Oliver sengaja berkencan dengan Beatrix di malam hari beberapa hari setelah mereka ada di sana, karena lelaki itu merasa cemas dengan asupan gizi Beatrix. Bubur gandum berair atau terkadang roti bantat ditemani sop air akan menjadi menu harian mereka.

Dan malam ini, Oliver yang berpakaian tentara SS itu duduk bersandar di dinding luar gudang bersama Beatrix yang bersandar di bahunya. Lengan kekar itu melingkar di pinggang Beatrix di malam dingin di musim itu. Angin tak begitu kencang bertiup, tetapi mampu meniupkan surai lelaki SS itu.

Mereka menghabiskan sepertiga malam dengan bercakap lirih. Kadang mereka hanya memejamkan mata menikmati kebersamaan mereka yang tiap detiknya begitu berharga, sambil Beatrix menghabiskan roti isi daging dan keju yang diberikan oleh Oliver.

"Enak?" tanya Oliver mengamati cara Beatrix melahap dan mengunyah makanannya.

Beatrix hanya mengangguk seraya menggoyangkan kaki kurusnya di permukaan tanah. Baju piyama lusuh yang telah menempel di badan beberapa bulan itu tak membuat keterpukauan Oliver terhadap Beatrix berkurang.

Gadis itu terbatuk karena mengunyah terlalu tergesa. Oliver terkekeh karena sudah hafal dengan kebiasaan makan Beatrix selama di kamp. Lelaki itu sudah menyiapkan susu hangat dalam termos kecil. Oliver segera menuang susu tersebut ke dalam tutup termos dan mengulurkannya kepada Beatrix.

Beatrix menerima dengan segera untuk menggelontorkan makanan lumat di mulutnya yang susah tertelan.

"Pelan-pelan, aku akan memberi banyak makanan kepadamu bila perang usai," kata Oliver.

Beatrix menurunkan tutup aluminium yang masih menempel di bibirnya. Garis putih membekas di sudut atas birai mulut merahnya, membuat Oliver tersenyum geli mendapati penampakan Beatrix.

"Kapan perang itu usai? Mungkin aku sudah mati saat itu tiba." Nada getir berkumandang dari mulut Beatrix.

Hening ....

Oliver menatap tajam wajah Beatrix yang tak lagi terawat. Walau begitu tak dapat menghalangi perasaan Oliver pada gadis itu untuk semakin berkembang.

Desiran angin musim dingin kembali menemani mereka dalam kesunyian malam.
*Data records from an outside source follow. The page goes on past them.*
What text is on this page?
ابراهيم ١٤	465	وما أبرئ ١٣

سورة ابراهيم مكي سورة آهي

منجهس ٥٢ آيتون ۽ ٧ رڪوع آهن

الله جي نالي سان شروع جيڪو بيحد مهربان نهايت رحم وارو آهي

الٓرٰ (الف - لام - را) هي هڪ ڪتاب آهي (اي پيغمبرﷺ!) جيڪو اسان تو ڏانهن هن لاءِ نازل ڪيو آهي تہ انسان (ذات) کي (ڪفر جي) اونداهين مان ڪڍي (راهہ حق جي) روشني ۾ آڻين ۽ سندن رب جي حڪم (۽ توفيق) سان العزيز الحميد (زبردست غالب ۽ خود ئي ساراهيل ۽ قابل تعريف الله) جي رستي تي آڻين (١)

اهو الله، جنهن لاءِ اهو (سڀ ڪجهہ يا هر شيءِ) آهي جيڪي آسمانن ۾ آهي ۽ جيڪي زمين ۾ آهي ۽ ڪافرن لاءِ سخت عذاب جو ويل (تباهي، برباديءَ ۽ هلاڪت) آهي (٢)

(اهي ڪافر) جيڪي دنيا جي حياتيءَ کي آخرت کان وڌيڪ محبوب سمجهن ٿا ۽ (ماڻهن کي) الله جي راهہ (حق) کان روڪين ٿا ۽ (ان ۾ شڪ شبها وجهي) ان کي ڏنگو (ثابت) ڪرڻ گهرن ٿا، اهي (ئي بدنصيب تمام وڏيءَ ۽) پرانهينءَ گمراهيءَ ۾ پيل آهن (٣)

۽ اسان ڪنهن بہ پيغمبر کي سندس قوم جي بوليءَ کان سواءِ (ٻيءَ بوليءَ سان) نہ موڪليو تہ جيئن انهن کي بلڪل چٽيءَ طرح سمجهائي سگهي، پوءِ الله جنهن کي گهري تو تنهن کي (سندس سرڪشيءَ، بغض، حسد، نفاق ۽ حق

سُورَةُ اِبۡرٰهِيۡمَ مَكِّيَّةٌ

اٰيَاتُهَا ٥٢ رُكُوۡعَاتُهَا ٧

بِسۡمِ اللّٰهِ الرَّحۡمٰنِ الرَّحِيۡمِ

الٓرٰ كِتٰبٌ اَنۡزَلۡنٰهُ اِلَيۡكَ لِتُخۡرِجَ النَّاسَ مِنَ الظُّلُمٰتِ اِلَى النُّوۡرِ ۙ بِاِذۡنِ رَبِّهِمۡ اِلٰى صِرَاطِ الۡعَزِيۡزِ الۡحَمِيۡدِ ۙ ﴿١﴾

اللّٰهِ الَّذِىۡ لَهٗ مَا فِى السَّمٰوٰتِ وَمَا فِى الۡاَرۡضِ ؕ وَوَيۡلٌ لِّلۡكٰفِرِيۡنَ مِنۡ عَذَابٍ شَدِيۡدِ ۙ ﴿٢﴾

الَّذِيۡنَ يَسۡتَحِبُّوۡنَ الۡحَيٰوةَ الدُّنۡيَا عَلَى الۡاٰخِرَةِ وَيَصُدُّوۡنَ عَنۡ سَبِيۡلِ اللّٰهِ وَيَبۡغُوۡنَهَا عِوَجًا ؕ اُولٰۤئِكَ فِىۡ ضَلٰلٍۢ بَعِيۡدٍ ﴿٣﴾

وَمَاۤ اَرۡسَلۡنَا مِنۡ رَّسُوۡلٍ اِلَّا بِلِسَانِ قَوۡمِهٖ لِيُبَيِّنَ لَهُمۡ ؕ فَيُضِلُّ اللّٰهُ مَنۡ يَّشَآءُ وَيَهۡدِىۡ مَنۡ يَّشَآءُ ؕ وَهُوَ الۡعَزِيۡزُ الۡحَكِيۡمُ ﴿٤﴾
Hanya helaan napas keras terdengar dari bibir Oliver.

"Beatrix, dengar!" Oliver menyeka bibir yang bernoda susu putih itu dengan ibu jarinya. "Aku yakin perang akan usai. Saat itu aku akan menggandengmu keluar dari tempat terkutuk ini!" Oliver mengeratkan rangkulan lengan kirinya di pinggang ramping gadis itu, dan mengecup pelipis Beatrix.

Beatrix menoleh, memandang lelaki Jerman yang sangat mencintainya itu. Gadis itu memegang rahang yang berbulu halus. Rahang tegas itu milik seorang pria yang selalu mengarahkan perhatian padanya, yang membuat Beatrix berjanji akan menghapuskan rasa cintanya pada lelaki Hindia Belanda yang bernama Dewa Pamungkas.

"Terima kasih, Oliver!" Beatrix menoleh, membuat wajah mereka saling menghadap.

Manik mata biru Beatrix menangkap semua ekspresi wajah Oliver yang meneduhkannya. Ekspresi yang memuja dan mendamba kepada dirinya apapun kondisinya.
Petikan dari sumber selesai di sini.